If you haven’t been out all by yourself in a patch of ‘wild’ for a while, do it.

Reconnecting and re-grounding ourselves with what it is to be a New Zealanders on this beautiful windswept island nation helps us see more clearly. Being small amongst our huge landscape lets us see the important things in our lives, the relationships and the surroundings we need and don't need. 

I wish for the wild places we have to stay wild and for a bit of wild in everyone’s lives on a daily basis.  

This means protecting the native habitats and vegetation that remain, and for the highly modified areas (like cities), I wish for development planning cleverly weaving in naturalness and identity. Humans need healthy habitats too. 

4. Bikes

Whoever said that hilly cities are bike no-go zones? As a Dunedinite I once believed this, but e-bikes are game changing.

I live on top of a steep hill. Far from a disadvantage for biking, I’ve learned this is perfect for an early morning adrenaline fix as I beat the car-drivers snaking their way to work.

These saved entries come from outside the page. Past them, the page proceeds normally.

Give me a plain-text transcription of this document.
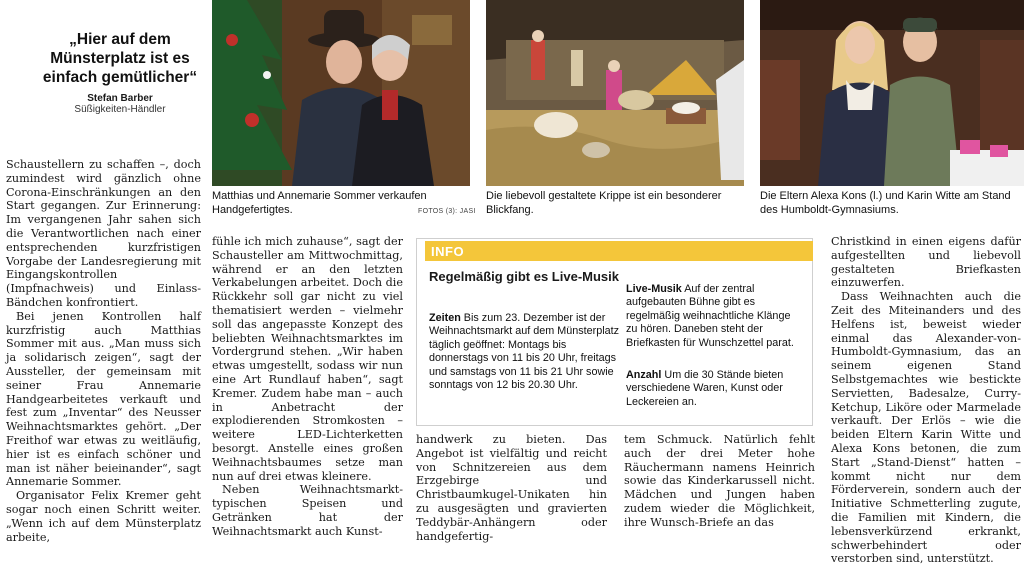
„Hier auf dem Münsterplatz ist es einfach gemütlicher“
Stefan Barber
Süßigkeiten-Händler
Matthias und Annemarie Sommer verkaufen Handgefertigtes.	FOTOS (3): JASI
Die liebevoll gestaltete Krippe ist ein besonderer Blickfang.
Die Eltern Alexa Kons (l.) und Karin Witte am Stand des Humboldt-Gymnasiums.

Schaustellern zu schaffen –, doch zumindest wird gänzlich ohne Corona-Einschränkungen an den Start gegangen. Zur Erinnerung: Im vergangenen Jahr sahen sich die Verantwortlichen nach einer entsprechenden kurzfristigen Vorgabe der Landesregierung mit Eingangskontrollen (Impfnachweis) und Einlass-Bändchen konfrontiert.

Bei jenen Kontrollen half kurzfristig auch Matthias Sommer mit aus. „Man muss sich ja solidarisch zeigen“, sagt der Aussteller, der gemeinsam mit seiner Frau Annemarie Handgearbeitetes verkauft und fest zum „Inventar“ des Neusser Weihnachtsmarktes gehört. „Der Freithof war etwas zu weitläufig, hier ist es einfach schöner und man ist näher beieinander“, sagt Annemarie Sommer.

Organisator Felix Kremer geht sogar noch einen Schritt weiter. „Wenn ich auf dem Münsterplatz arbeite,

fühle ich mich zuhause“, sagt der Schausteller am Mittwochmittag, während er an den letzten Verkabelungen arbeitet. Doch die Rückkehr soll gar nicht zu viel thematisiert werden – vielmehr soll das angepasste Konzept des beliebten Weihnachtsmarktes im Vordergrund stehen. „Wir haben etwas umgestellt, sodass wir nun eine Art Rundlauf haben“, sagt Kremer. Zudem habe man – auch in Anbetracht der explodierenden Stromkosten – weitere LED-Lichterketten besorgt. Anstelle eines großen Weihnachtsbaumes setze man nun auf drei etwas kleinere.

Neben Weihnachtsmarkt-typischen Speisen und Getränken hat der Weihnachtsmarkt auch Kunst-

INFO
Regelmäßig gibt es Live-Musik
Zeiten Bis zum 23. Dezember ist der Weihnachtsmarkt auf dem Münsterplatz täglich geöffnet: Montags bis donnerstags von 11 bis 20 Uhr, freitags und samstags von 11 bis 21 Uhr sowie sonntags von 12 bis 20.30 Uhr.
Live-Musik Auf der zentral aufgebauten Bühne gibt es regelmäßig weihnachtliche Klänge zu hören. Daneben steht der Briefkasten für Wunschzettel parat.
Anzahl Um die 30 Stände bieten verschiedene Waren, Kunst oder Leckereien an.

handwerk zu bieten. Das Angebot ist vielfältig und reicht von Schnitzereien aus dem Erzgebirge und Christbaumkugel-Unikaten hin zu ausgesägten und gravierten Teddybär-Anhängern oder handgefertig-

tem Schmuck. Natürlich fehlt auch der drei Meter hohe Räuchermann namens Heinrich sowie das Kinderkarussell nicht. Mädchen und Jungen haben zudem wieder die Möglichkeit, ihre Wunsch-Briefe an das

Christkind in einen eigens dafür aufgestellten und liebevoll gestalteten Briefkasten einzuwerfen.

Dass Weihnachten auch die Zeit des Miteinanders und des Helfens ist, beweist wieder einmal das Alexander-von-Humboldt-Gymnasium, das an seinem eigenen Stand Selbstgemachtes wie bestickte Servietten, Badesalze, Curry-Ketchup, Liköre oder Marmelade verkauft. Der Erlös – wie die beiden Eltern Karin Witte und Alexa Kons betonen, die zum Start „Stand-Dienst“ hatten – kommt nicht nur dem Förderverein, sondern auch der Initiative Schmetterling zugute, die Familien mit Kindern, die lebensverkürzend erkrankt, schwerbehindert oder verstorben sind, unterstützt.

I feel like taking my bike is the lazy option as it’s faster and you can park right outside your destination. The journey home marginally slower, but a much nicer stress-free power assisted climb.

I used to tow my kids up steep hills by hitching a rope to the back too, now their bike skills far surpass mine. Somewhat terrifying on the downhill black-diamond trails today on Cardrona.  

5. Success

The word reminds me of a 1980s book. The cover sporting a moustached, pastel-pink shirt, leather-tie-clad investor. This American guru espousing convincing tips on positive visualisation of your own investment prowess. 

But really it’s far more about being the person you really want to be. Honesty, character, integrity, love and loyalty.

Success can’t happen for one person alone and it can’t happen at the expense of the sustainability of others. 

I wish for success for us all in being the people we really want to be. 

So like a Dr Seuss book, I find myself atop a mountain: wish list compiled and wild, dreaming of team, wishing for fish, liking bikes, and without digress wishing us success. Happy 2023.